Kevin Rose at LeWeb: "I Made a Lot of Mistakes at Digg"
Talking to TWiT‘s Leo Laporte and Sarah Lane at LeWeb today, Digg‘s founder Kevin Rose noted that he made lots of mistakes while he was still in charge of the popular social bookmarking site. According to Rose, “the first three years were insane.” Rose, however, acknowledged, that he learned a lot on the job by making plenty of mistakes, most importantly with regard to hiring and feature development.
Rose’s Biggest Mistakes: Hiring, Feature Development
According to Rose, “there is a temptation that you want to throw as many developers as possible at a problem.” As Digg was built on top of PHP, the company would hire too many developers that specialized in this language. Then, however, Rose noted, “you end up with lots of PHP developers, but at some point, PHP isn’t a problem anymore and you are stuck with all of those developers.” At that point, said Rose, you end up having to hire a lot of developers that can do other things and don’t know what to do with the old developers.

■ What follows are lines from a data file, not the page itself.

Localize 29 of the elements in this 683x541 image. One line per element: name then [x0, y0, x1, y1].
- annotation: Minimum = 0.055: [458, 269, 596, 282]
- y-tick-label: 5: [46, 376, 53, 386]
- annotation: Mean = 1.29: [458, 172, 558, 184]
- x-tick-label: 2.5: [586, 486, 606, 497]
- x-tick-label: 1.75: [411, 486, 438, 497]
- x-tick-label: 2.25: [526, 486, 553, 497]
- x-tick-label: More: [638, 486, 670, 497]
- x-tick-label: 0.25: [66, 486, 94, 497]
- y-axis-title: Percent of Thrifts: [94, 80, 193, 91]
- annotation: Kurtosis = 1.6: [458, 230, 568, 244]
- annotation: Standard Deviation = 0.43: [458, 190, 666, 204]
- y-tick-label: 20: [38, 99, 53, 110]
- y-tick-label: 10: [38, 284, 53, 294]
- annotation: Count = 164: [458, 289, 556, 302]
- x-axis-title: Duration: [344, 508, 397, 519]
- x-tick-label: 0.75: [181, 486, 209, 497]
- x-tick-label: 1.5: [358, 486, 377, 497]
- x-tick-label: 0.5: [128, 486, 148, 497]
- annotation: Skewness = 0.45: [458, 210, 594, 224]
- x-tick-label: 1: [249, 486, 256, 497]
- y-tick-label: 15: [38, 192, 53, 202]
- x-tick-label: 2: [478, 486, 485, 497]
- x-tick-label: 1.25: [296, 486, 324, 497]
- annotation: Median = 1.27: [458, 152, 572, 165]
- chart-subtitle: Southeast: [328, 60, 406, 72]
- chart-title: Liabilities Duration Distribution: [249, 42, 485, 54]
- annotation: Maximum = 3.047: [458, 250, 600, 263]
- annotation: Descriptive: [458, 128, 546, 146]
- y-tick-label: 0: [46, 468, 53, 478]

Talking about the Digg community, Rose also noted that keeping the often unruly group of users on the site in control was often a problem. During the last presidential election in the U.S., for example, Rose would get death threats when too many pro-Obama stories hit the Digg frontpage.
Digg today still gets about 20 million uniques according to Rose, but at the height of the service’s popularity, it was getting about 38 million uniques.